Le solide document de consultation qui doit servir à encadrer la discussion (www.accommodements.qc.ca) prend bien soin de dissiper quelques malentendus. On rappelle par exemple que, contrairement à une croyance bien répandue, la majorité des demandes d'accommodements ne sont pas formulées par des immigrants. Reste à savoir si les gens vont prendre la peine de lire le document avant de livrer leur opinion...
La Commission veut s'atteler à «dissiper la part de désinformation et de confusion» entourant le sujet des accommodements «afin de le ramener à ses justes dimensions», lit-on dans le document de consultation.

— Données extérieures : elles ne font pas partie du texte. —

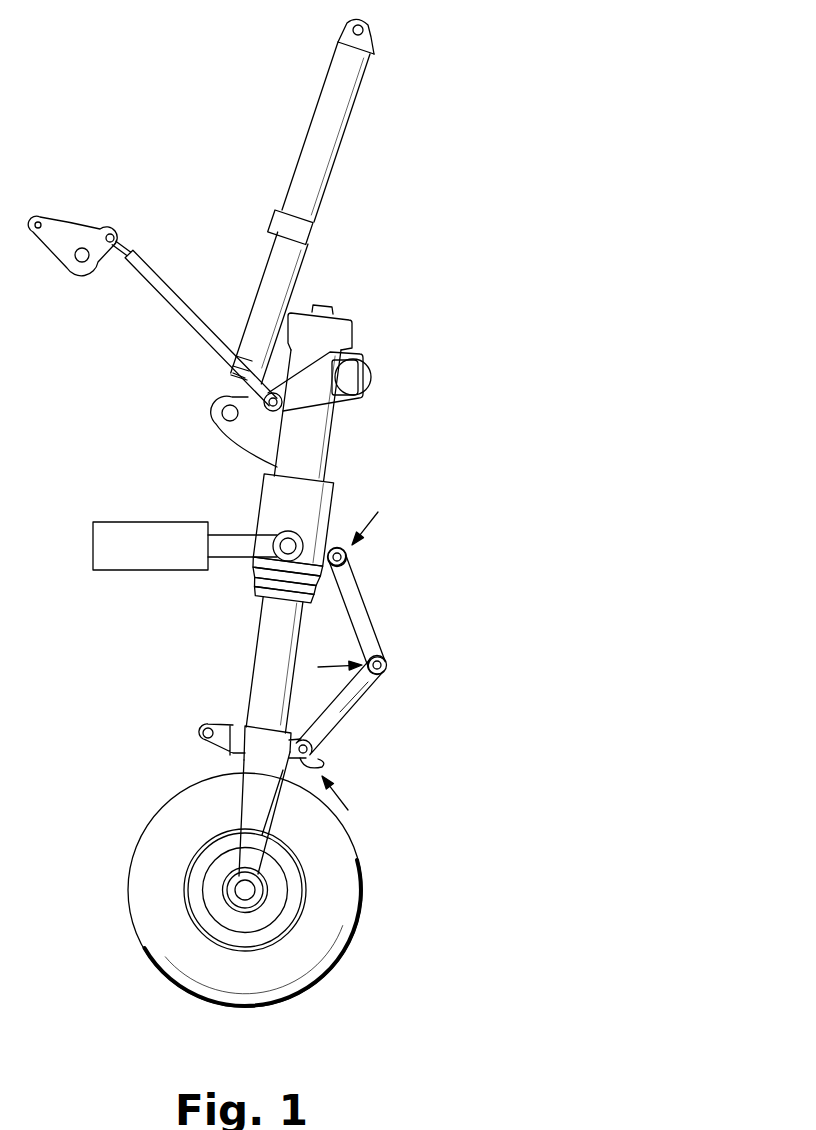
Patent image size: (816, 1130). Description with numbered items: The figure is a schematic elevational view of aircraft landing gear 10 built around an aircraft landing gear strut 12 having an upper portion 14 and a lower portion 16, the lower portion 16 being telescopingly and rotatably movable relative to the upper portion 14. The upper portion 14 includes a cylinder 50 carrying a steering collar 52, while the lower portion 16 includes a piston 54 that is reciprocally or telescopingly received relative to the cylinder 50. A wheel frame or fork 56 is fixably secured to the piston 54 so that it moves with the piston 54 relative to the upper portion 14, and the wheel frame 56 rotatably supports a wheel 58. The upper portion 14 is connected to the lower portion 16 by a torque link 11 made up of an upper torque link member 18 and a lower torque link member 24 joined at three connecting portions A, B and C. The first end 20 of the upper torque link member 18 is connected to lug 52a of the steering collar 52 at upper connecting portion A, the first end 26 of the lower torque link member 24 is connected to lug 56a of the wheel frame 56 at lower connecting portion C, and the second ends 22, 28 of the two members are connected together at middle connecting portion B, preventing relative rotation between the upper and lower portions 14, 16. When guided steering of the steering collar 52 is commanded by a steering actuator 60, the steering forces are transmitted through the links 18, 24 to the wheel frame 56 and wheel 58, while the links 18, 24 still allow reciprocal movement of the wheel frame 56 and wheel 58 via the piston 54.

The aircraft landing gear 10 is at (468, 504).
The torque link 11 is at (459, 683).
The aircraft landing gear strut 12 is at (232, 600).
The upper portion 14 is at (315, 446).
The lower portion 16 is at (256, 682).
The upper torque link member 18 is at (357, 601).
The first end 20 is at (342, 572).
The second end 22 is at (388, 669).
The lower torque link member 24 is at (345, 712).
The first end 26 is at (315, 759).
The second end 28 is at (367, 675).
The cylinder 50 is at (282, 440).
The steering collar 52 is at (263, 492).
The lug 52a is at (337, 548).
The piston 54 is at (285, 637).
The wheel frame 56 is at (253, 787).
The lug 56a is at (293, 762).
The wheel 58 is at (357, 849).
The steering actuator 60 is at (150, 571).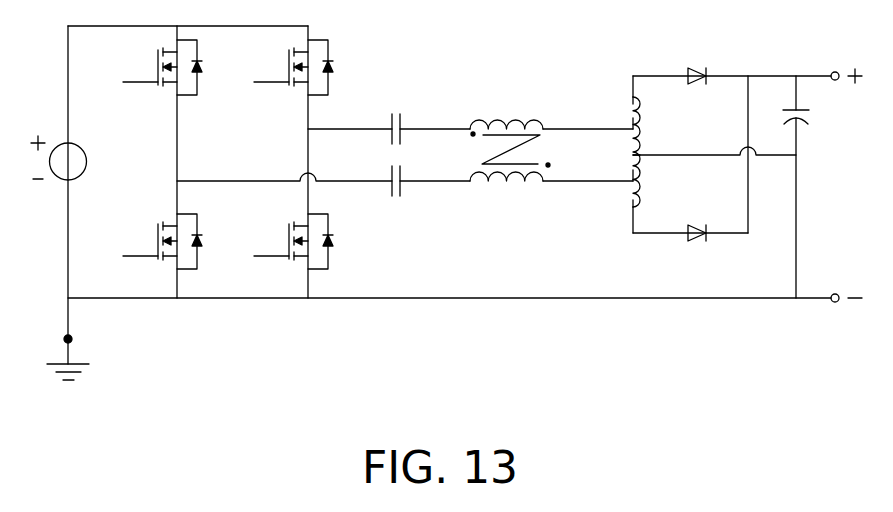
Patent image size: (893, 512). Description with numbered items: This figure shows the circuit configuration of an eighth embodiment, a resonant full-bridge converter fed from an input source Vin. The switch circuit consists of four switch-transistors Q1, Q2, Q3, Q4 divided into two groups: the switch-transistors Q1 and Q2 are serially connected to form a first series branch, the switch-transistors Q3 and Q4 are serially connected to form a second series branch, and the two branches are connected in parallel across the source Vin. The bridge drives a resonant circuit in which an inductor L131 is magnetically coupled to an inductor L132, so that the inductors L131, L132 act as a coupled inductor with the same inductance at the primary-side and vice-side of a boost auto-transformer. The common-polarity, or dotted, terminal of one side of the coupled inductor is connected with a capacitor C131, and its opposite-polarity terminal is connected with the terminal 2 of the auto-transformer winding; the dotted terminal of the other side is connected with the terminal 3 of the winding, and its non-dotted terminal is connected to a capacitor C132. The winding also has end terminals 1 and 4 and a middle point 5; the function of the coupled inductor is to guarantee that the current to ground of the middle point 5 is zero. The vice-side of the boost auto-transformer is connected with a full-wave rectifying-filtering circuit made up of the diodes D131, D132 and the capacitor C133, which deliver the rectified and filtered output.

The input voltage source Vin is at (77, 158).
The switch-transistor Q1 is at (178, 67).
The switch-transistor Q2 is at (178, 241).
The switch-transistor Q3 is at (309, 67).
The switch-transistor Q4 is at (310, 241).
The capacitor C131 is at (406, 116).
The capacitor C132 is at (406, 197).
The inductor L131 is at (506, 112).
The inductor L132 is at (510, 192).
The transformer secondary terminal 1 is at (634, 104).
The terminal of the winding of the boost auto-transformer 2 is at (634, 122).
The terminal of the winding of the boost auto-transformer 3 is at (634, 175).
The transformer secondary terminal 4 is at (634, 205).
The middle point (terminal) 5 is at (641, 156).
The diode D131 is at (703, 60).
The diode D132 is at (706, 253).
The capacitor C133 is at (825, 122).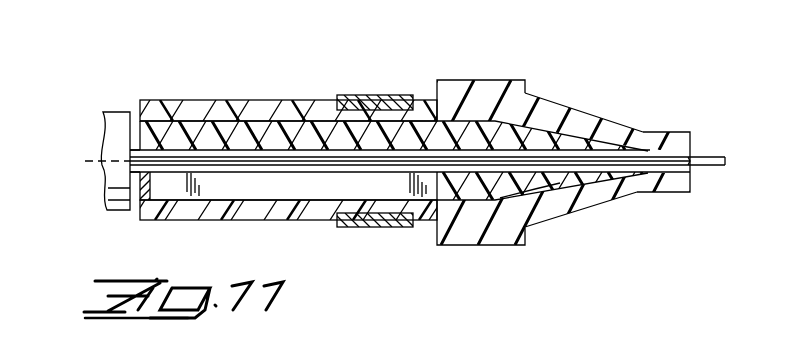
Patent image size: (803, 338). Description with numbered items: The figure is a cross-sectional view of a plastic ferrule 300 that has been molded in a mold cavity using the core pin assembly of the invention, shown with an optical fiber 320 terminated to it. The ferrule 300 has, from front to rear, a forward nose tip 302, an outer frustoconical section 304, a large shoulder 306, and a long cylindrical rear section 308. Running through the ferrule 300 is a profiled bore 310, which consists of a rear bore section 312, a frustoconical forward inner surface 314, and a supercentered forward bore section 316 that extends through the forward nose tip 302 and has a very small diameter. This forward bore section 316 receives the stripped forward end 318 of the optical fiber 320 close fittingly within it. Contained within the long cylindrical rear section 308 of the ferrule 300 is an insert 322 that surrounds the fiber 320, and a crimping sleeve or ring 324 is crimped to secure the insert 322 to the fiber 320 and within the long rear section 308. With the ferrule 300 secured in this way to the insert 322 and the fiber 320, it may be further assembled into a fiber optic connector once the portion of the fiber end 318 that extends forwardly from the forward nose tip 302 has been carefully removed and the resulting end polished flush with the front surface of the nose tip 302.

The plastic ferrule 300 is at (435, 74).
The forward nose tip 302 is at (650, 130).
The outer frustoconical section 304 is at (573, 108).
The large shoulder 306 is at (470, 80).
The long cylindrical rear section 308 is at (272, 100).
The profiled bore 310 is at (163, 187).
The rear bore section 312 is at (275, 200).
The frustoconical forward inner surface 314 is at (540, 183).
The supercentered forward bore section 316 is at (690, 166).
The stripped forward end of optical fiber 318 is at (705, 157).
The optical fiber 320 is at (132, 152).
The insert 322 is at (172, 130).
The crimping sleeve or ring 324 is at (385, 228).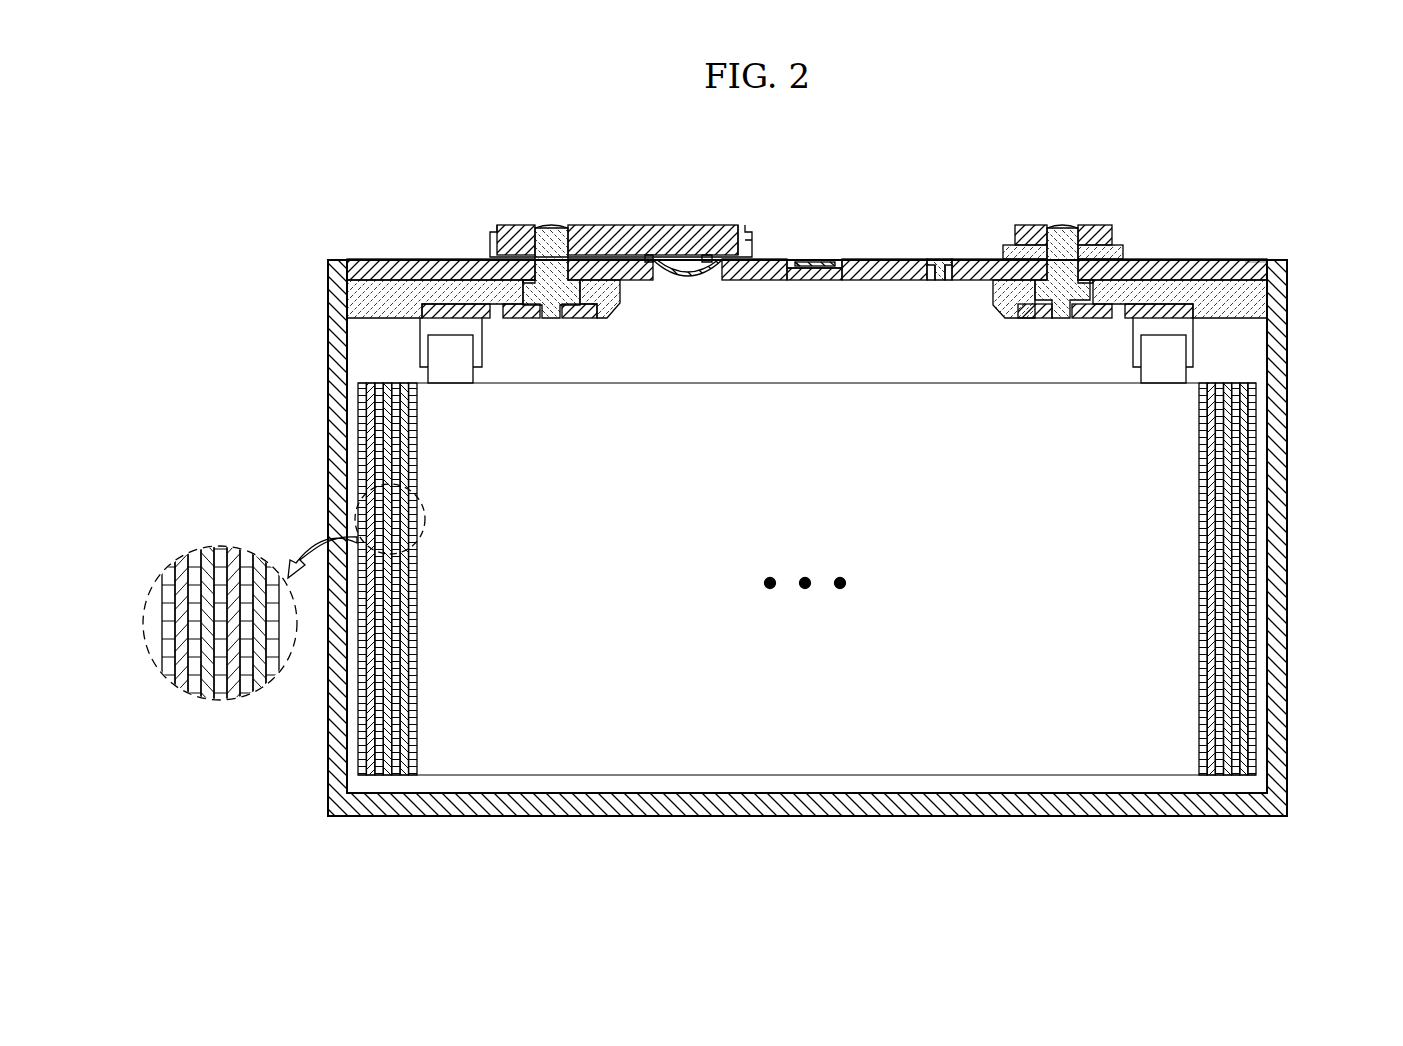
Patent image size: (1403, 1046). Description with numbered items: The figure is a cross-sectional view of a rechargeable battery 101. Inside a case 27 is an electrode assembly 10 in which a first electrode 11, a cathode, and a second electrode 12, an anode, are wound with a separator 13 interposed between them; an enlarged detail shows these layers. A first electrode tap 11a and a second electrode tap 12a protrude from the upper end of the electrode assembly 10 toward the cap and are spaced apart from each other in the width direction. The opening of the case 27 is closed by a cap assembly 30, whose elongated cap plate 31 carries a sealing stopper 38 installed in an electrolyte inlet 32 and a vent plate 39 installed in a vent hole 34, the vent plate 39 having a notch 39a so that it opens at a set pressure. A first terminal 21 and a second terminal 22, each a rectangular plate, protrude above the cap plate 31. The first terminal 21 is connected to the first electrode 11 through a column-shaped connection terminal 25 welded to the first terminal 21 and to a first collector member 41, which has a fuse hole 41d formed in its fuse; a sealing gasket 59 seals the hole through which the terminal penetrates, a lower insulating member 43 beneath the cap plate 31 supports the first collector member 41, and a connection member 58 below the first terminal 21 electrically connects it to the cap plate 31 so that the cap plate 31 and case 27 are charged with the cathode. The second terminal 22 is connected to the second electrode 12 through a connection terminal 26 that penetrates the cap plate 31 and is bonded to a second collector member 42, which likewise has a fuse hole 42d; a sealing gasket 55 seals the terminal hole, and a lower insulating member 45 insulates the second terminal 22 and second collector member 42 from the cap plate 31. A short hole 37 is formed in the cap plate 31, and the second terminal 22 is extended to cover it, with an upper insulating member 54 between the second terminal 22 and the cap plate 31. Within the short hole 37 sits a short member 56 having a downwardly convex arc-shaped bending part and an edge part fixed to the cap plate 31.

The electrode assembly 10 is at (699, 625).
The first electrode 11 is at (182, 690).
The second electrode 12 is at (207, 690).
The separator 13 is at (198, 562).
The first electrode tap 11a is at (1160, 352).
The second electrode tap 12a is at (430, 350).
The first terminal 21 is at (1094, 236).
The second terminal 22 is at (525, 232).
The connection terminal 25 is at (1062, 235).
The connection terminal 26 is at (552, 232).
The case 27 is at (1278, 522).
The cap assembly 30 is at (780, 246).
The cap plate 31 is at (1245, 263).
The electrolyte inlet 32 is at (943, 280).
The vent hole 34 is at (812, 282).
The short hole 37 is at (661, 264).
The sealing stopper 38 is at (941, 260).
The vent plate 39 is at (835, 262).
The notch 39a is at (813, 262).
The first collector member 41 is at (1180, 305).
The fuse hole 41d is at (1120, 300).
The second collector member 42 is at (412, 298).
The fuse hole 42d is at (535, 283).
The lower insulating member 43 is at (1248, 300).
The lower insulating member 45 is at (365, 297).
The upper insulating member 54 is at (752, 232).
The sealing gasket 55 is at (493, 298).
The short member 56 is at (689, 272).
The connection member 58 is at (1117, 252).
The sealing gasket 59 is at (1003, 290).
The rechargeable battery 101 is at (931, 179).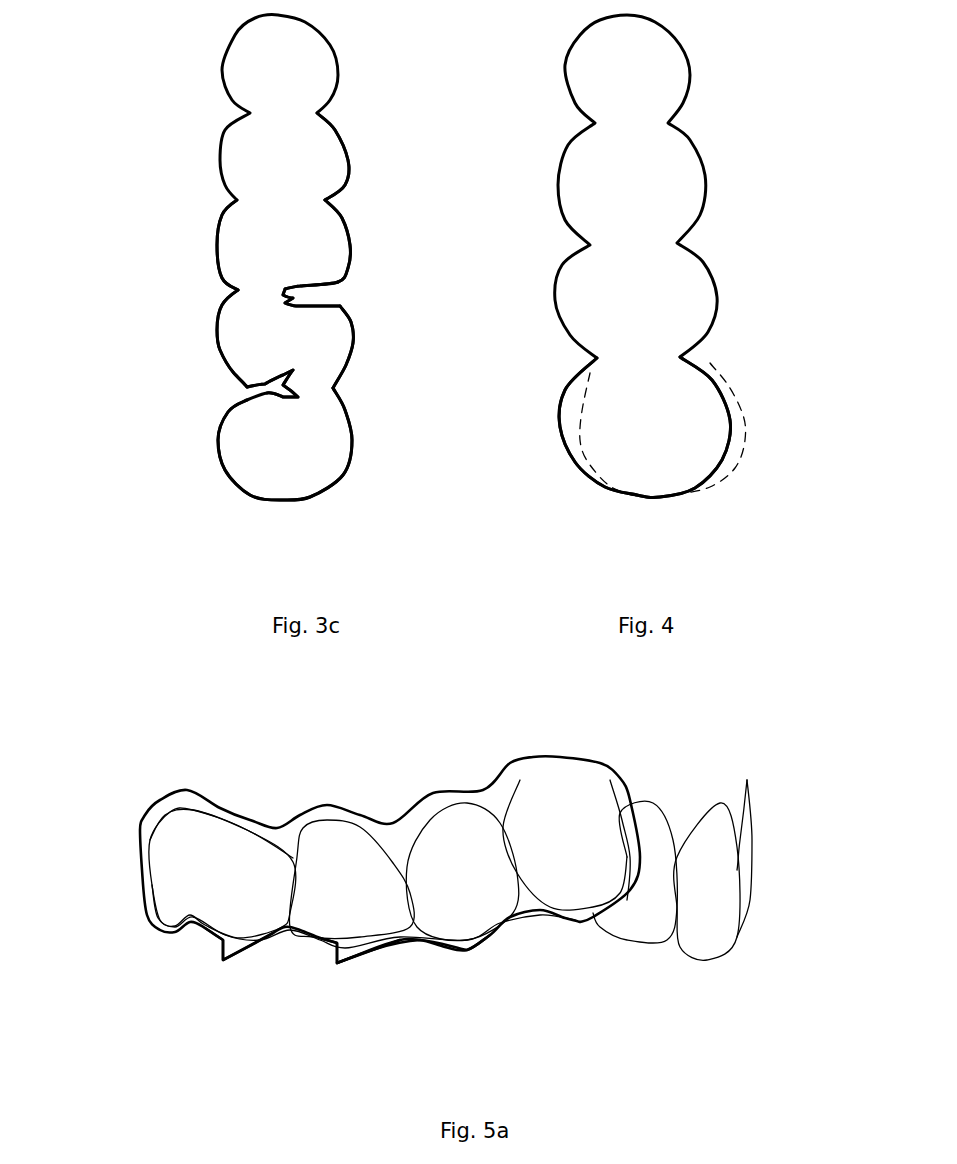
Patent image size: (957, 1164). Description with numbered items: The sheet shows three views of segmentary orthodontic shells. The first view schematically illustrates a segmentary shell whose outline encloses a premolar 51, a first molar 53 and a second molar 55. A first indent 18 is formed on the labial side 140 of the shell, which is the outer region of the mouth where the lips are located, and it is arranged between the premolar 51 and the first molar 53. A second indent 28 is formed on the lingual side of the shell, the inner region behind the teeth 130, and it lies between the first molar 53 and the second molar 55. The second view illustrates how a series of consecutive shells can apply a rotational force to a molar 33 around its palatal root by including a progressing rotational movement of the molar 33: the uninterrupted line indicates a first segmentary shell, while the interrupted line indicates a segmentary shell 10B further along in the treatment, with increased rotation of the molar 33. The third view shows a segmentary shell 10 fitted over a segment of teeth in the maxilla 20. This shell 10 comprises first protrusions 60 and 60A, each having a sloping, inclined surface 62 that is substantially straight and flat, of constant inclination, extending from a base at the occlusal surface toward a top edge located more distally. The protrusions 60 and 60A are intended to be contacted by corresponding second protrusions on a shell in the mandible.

In FIG. 3C, the teeth 130 is at (247, 257).
In FIG. 3C, the labial side 140 is at (373, 155).
In FIG. 3C, the premolar 51 is at (263, 239).
In FIG. 3C, the first molar 53 is at (263, 340).
In FIG. 3C, the second molar 55 is at (280, 463).
In FIG. 3C, the first indent 18 is at (320, 295).
In FIG. 3C, the second indent 28 is at (247, 388).
In FIG. 4, the segmentary shell 10 is at (713, 280).
In FIG. 5A, the segmentary shell 10 is at (143, 881).
In FIG. 4, the segmentary shell further along in the treatment 10B is at (727, 473).
In FIG. 4, the molar 33 is at (643, 420).
In FIG. 5A, the maxilla 20 is at (763, 865).
In FIG. 5A, the first protrusion 60 is at (240, 942).
In FIG. 5A, the first protrusion 60A is at (357, 950).
In FIG. 5A, the sloping surface 62 is at (400, 957).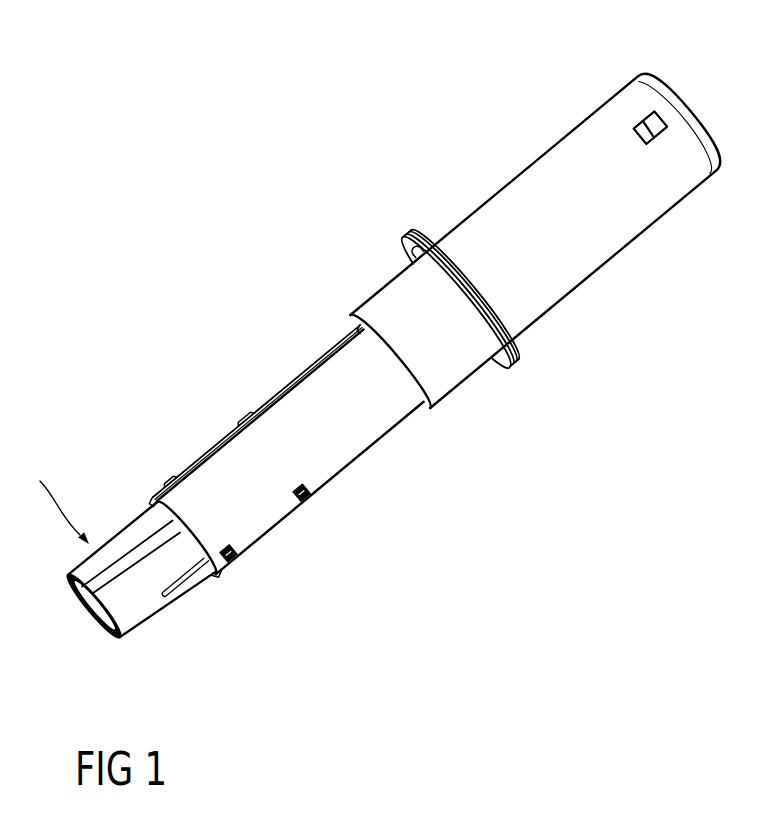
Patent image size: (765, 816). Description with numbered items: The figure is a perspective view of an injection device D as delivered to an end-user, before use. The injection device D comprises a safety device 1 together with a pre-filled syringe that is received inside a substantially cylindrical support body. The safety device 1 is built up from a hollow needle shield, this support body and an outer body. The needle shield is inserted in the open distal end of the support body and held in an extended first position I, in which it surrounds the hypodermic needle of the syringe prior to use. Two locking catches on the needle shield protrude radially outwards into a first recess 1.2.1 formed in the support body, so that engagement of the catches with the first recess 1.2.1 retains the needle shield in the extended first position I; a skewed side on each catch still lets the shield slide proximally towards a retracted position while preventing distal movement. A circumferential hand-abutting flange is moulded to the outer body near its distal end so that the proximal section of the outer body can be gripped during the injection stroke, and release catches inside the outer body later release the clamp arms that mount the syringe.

The safety device 1 is at (386, 356).
The first recess 1.2.1 is at (228, 553).
The injection device D is at (216, 75).
The extended first position I is at (59, 495).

Sauf que le simple fait de mener ce vaste exercice donne déjà, il me semble, une dimension disproportionnée au sujet. En ce sens, Gérard Bouchard et Charles Taylor ont bien fait d'aborder leur mandat de façon plus large, pour réfléchir non pas simplement sur les «accommodements raisonnables», mais sur le modèle d'intégration québécois dans son ensemble.
Ce Star Accommodements 2007 nous mènera où? Au bout de l'exercice, le Québec saura-t-il un peu mieux comment ouvrir sa porte sans s'y coincer le pied? Saura-t-il un peu mieux qui il est? Ou sera-t-il seulement plus divisé qu'avant? Je n'en sais rien. Chose certaine, on s'aventure sur un terrain glissant. Glissera-t-on? Sans doute. Mais dans quelle direction?
On peut bien sûr espérer qu'il résultera de cette glissade des recommandations concrètes qui finiront ailleurs que sur une tablette. Mais à voir comment Jean Charest et Mario Dumont mènent leur partie de ping-pong politique sur la question de l'immigration, avouons que c'est mal parti.